The precision and repeatability of the established supramolecular fluorescence sensor array were further evaluated. As shown in Fig. 3a and Table S3, the repeated tests of the sensing method on the same day showed good stability, and the RSD of each sensing element for six repetitions was less than 3.0%, which indicated the good intraday precision of the method. Next, we used these sensing elements to perform repeated measurements on consecutive three days to investigate the variation of the measurement results. Each dot on Fig. 3b represented the average of six repetitions in one day, and the three dots for each sensing element represented tested values on consecutive three days. Table S4 showed that the RSD values of eight sensing elements were less than 2.5% which proved good interday precision. Subsequently, the repeatability of the supramolecular fluorescence sensing method was tested by preparing six extracted solutions in parallel according to the extraction method. Table S5 showed the detailed data. The RSD of each sensing element did not exceed 3.0%, which proved the good repeatability (Fig. 3c).

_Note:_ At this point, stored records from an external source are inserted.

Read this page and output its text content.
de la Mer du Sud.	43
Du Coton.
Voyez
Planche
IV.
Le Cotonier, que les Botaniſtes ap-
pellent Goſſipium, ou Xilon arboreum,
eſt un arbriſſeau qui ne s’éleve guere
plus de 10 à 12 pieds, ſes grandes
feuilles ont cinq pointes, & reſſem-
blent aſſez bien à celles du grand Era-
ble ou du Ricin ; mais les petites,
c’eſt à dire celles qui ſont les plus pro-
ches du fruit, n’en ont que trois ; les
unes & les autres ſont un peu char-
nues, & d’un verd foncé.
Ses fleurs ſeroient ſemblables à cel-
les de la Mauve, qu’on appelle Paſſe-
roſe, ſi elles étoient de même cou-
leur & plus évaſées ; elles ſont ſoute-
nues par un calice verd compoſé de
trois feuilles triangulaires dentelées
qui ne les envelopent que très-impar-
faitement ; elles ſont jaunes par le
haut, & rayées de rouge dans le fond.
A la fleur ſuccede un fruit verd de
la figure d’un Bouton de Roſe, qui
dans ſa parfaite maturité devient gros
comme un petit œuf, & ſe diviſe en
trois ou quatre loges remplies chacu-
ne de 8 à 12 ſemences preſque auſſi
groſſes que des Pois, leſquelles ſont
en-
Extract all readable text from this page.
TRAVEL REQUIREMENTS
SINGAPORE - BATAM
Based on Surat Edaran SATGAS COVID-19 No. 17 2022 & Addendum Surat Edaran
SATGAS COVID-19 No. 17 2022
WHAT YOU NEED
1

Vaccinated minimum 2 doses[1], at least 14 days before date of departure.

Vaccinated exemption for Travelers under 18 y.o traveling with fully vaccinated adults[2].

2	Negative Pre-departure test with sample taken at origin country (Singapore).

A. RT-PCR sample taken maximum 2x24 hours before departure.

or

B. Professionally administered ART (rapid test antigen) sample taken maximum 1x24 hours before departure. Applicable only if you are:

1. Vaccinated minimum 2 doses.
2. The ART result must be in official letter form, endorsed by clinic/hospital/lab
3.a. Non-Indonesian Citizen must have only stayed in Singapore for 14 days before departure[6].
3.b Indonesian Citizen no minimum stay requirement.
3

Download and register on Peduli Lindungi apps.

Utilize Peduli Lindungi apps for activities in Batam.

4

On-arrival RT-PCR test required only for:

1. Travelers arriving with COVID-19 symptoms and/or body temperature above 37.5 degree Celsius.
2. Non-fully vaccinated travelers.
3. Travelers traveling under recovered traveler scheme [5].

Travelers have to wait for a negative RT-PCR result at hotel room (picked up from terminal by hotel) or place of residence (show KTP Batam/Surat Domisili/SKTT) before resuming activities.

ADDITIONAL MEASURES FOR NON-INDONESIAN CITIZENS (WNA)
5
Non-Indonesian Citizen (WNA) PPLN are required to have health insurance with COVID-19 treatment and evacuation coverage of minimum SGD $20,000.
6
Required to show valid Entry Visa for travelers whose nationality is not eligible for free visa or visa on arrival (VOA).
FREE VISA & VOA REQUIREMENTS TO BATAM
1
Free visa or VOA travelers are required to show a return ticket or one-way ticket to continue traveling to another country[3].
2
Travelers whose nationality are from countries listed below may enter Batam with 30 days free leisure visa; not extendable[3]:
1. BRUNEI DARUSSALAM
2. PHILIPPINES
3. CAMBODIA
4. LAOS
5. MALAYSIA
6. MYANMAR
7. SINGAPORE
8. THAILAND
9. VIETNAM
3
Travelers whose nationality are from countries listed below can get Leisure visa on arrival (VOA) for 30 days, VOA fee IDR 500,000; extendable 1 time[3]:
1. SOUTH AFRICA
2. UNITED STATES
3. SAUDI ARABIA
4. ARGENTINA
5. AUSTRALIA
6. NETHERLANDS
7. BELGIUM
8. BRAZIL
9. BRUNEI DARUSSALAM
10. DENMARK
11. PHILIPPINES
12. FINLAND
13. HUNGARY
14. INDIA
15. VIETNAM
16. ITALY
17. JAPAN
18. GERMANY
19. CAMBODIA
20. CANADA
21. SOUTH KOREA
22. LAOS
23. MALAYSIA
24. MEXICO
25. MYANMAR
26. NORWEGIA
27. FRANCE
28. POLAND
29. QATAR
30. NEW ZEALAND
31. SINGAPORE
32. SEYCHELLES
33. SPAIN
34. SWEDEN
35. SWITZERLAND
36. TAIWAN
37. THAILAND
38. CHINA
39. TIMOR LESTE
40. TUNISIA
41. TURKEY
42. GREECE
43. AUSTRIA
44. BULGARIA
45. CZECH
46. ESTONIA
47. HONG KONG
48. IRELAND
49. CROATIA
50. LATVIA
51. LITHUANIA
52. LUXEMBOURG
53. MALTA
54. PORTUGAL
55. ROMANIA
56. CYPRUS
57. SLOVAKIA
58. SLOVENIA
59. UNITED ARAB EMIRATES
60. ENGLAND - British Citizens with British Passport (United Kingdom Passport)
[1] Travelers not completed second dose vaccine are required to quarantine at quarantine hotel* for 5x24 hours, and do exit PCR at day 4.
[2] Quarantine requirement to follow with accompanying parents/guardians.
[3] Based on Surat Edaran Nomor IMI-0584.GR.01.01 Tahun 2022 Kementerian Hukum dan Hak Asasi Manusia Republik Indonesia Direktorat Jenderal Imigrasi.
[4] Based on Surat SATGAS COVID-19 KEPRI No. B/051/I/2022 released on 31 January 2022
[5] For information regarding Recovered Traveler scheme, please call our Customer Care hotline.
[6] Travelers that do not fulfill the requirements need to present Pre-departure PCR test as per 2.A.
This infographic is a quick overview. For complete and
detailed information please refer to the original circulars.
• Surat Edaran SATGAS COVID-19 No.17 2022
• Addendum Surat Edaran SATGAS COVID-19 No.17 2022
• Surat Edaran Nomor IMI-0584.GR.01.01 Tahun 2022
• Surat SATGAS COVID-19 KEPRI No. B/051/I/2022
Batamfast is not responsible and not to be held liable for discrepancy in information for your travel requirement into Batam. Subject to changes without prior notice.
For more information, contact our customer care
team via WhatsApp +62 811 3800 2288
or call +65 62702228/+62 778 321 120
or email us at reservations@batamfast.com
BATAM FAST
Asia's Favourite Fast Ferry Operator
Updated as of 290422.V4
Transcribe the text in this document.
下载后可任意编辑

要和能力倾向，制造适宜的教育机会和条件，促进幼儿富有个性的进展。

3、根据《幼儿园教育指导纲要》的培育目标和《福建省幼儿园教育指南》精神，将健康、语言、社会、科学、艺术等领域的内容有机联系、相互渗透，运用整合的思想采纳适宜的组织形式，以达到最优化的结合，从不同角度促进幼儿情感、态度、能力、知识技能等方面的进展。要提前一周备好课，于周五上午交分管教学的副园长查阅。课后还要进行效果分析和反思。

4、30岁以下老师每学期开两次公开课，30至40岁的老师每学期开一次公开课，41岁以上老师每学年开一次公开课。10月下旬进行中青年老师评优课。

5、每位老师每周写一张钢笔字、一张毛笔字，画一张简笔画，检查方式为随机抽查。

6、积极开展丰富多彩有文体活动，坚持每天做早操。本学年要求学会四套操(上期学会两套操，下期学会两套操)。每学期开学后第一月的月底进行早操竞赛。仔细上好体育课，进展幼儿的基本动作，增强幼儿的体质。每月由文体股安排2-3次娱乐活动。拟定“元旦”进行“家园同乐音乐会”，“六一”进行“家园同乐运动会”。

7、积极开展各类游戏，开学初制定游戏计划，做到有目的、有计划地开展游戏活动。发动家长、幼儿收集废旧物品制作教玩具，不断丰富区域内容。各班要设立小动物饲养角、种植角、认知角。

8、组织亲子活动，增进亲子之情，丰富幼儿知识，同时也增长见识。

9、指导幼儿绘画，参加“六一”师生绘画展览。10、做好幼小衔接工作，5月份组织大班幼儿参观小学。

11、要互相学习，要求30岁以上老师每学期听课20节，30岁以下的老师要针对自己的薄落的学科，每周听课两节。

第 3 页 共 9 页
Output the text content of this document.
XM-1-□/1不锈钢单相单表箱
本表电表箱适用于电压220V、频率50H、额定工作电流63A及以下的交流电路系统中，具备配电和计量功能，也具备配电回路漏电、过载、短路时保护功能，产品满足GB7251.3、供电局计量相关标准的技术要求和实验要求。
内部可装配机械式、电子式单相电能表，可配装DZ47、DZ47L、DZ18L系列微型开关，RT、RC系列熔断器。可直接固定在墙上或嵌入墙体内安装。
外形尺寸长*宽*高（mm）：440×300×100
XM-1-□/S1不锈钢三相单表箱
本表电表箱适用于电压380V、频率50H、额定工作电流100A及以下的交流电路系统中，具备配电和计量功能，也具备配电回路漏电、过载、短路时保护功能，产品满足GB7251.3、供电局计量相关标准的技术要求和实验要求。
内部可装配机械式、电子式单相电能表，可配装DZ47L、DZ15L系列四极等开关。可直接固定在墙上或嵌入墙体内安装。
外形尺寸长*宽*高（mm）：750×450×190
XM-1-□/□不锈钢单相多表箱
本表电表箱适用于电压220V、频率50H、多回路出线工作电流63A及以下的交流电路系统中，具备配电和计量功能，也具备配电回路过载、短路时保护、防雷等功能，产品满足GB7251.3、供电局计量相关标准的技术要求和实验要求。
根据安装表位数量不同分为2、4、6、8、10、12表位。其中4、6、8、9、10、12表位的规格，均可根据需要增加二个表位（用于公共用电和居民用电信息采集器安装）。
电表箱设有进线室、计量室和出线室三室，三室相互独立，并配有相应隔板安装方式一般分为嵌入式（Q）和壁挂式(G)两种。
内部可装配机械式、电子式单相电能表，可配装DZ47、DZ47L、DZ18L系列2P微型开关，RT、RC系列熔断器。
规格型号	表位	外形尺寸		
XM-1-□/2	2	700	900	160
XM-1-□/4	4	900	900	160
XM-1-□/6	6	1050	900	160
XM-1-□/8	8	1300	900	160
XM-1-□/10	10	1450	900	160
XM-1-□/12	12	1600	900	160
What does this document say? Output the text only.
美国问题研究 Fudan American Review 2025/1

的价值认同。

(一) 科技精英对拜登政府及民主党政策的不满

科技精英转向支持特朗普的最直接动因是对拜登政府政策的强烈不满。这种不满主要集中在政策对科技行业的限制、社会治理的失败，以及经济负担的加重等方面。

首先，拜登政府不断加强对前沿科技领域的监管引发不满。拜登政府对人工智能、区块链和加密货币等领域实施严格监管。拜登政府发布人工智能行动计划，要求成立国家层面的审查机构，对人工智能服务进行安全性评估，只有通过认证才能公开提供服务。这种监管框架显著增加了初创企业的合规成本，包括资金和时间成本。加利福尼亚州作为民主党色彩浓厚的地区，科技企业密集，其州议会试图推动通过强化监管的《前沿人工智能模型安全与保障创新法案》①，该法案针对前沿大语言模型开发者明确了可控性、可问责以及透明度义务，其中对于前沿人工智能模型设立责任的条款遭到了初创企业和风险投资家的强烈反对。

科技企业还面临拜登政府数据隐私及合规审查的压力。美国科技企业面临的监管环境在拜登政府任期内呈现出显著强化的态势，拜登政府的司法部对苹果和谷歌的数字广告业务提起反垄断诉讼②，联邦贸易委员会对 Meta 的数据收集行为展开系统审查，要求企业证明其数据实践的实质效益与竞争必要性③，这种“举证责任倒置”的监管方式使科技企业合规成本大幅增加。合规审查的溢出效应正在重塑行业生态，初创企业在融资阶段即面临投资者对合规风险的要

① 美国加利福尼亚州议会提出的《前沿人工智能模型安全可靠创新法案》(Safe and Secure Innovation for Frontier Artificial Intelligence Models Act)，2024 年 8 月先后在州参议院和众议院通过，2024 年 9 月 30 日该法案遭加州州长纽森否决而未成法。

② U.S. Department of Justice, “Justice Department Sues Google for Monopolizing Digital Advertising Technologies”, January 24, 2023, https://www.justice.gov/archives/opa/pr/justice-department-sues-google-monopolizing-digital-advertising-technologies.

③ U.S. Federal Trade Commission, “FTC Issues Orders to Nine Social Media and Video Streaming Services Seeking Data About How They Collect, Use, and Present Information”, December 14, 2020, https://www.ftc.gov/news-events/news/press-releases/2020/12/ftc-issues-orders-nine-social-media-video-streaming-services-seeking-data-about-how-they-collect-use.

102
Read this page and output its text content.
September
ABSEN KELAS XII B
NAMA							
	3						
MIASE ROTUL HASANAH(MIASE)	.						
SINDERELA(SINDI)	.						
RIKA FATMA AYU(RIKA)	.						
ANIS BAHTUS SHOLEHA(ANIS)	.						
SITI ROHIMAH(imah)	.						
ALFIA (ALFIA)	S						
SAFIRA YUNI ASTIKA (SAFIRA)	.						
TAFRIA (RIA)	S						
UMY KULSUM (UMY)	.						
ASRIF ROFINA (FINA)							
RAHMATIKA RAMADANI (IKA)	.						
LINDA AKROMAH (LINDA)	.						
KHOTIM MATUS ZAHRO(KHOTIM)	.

In the methodological study, good precision of the instrument and good repeatability of the experimental method indicated that the established supramolecular fluorescence sensing method was reasonable and feasible for quality analysis of QZC.

(a) The fluorescence response (I/I0) for evaluating intraday precision (n = 6), (b) interday precision (n = 3, each dot represents the average of six repeats on the same day), and (c) repeatability (n = 6) of the established method (For direct complexation, [QZC] = 20.0 μg/mL, [CAC4A] = 0.8 μM, [SAC4A] = 1.0 μM, [SAC5A] = [SAC8A] = 2.0 μM, [QAAC4A] = [TAAC4A] = 4.0 μM. For competitive complexation, [QAAC4A] = [AlPcS4] = 1.0 μM and [QZC] = 80.0 μg/mL, [TAAC4A] = [AlPcS4] = 1.0 μM and [QZC] = 40.0 μg/mL).
Fig. 3
(a) The fluorescence response (I/I0) for evaluating intraday precision (n = 6), (b) interday precision (n = 3, each dot represents the average of six repeats on the same day), and (c) repeatability (n = 6) of the established method (For direct complexation, [QZC] = 20.0 μg/mL, [CAC4A] = 0.8 μM, [SAC4A] = 1.0 μM, [SAC5A] = [SAC8A] = 2.0 μM, [QAAC4A] = [TAAC4A] = 4.0 μM. For competitive complexation, [QAAC4A] = [AlPcS4] = 1.0 μM and [QZC] = 80.0 μg/mL, [TAAC4A] = [AlPcS4] = 1.0 μM and [QZC] = 40.0 μg/mL).

3.3

3.3 Visual modes of the quality analysis and semi-quantitative analysis results for QZC

Ten batches of qualified samples provided by the manufacturer were used to establish the fingerprint. For each batch of QZC, two testing solutions were prepared according to the extraction method, and each sensing element was used to measure each testing solution for three times. The average of six test results was plotted on the radar chart and each axis represented one sensing element (Fig. S7). The fluorescence response values of CAC4A, SAC4A, SAC5A, SAC8A, QAAC4A, TAAC4A, QAAC4A/AlPcS4 and TAAC4A/AlPcS4 sensing elements, namely I/I0, were around 0.66, 0.57, 0.66, 0.64, 0.65, 0.68, 0.52 and 0.58, respectively. The fluorescence intensity ratio caused by QZC extracts of ten batches were closely arranged on each axis, showing consistency and good batch-to-batch reproducibility on the radar chart. As shown in Table S6, RSD among ten batches of samples is less than 3.5% for each sensing element. The evaluation results of the supramolecular fluorescence sensing method are consistent with the fact that these ten batches of QZC are all qualified products. This radar chart could be used as a standard fingerprint for qualified samples of QZC. The selected eight supramolecular sensing elements detect and judge the samples from eight dimensions, showing more comprehensive and accurate characteristics. In order to intuitively display the trend of content distribution, we adopted a heat map, which was shown in Fig. 4a. The heat map reflected the signal fluctuation in different batches through the gradient color. The results showed that these products had essentially good batch consistency, but the color fluctuations in the TAAC4A/AlPcS4 and QAAC4A/AlPcS4 groups meant the detected differences in the content of some components among these ten batches of products. This is basically consistent with the quality evaluation results of QZC using ultra-performance liquid chromatography technology reported in the literature (Xue et al., 2022). In several batches of qualified samples provided by the manufacturer, the RSD values of different detected components were ranged from 4.2% to 19.1%. Compared with HPLC method, which takes tens of minutes to analyse sample, supramolecular fluorescence sensing is almost real-time response, and high-throughput screening can be achieved with the help of 96-well plates.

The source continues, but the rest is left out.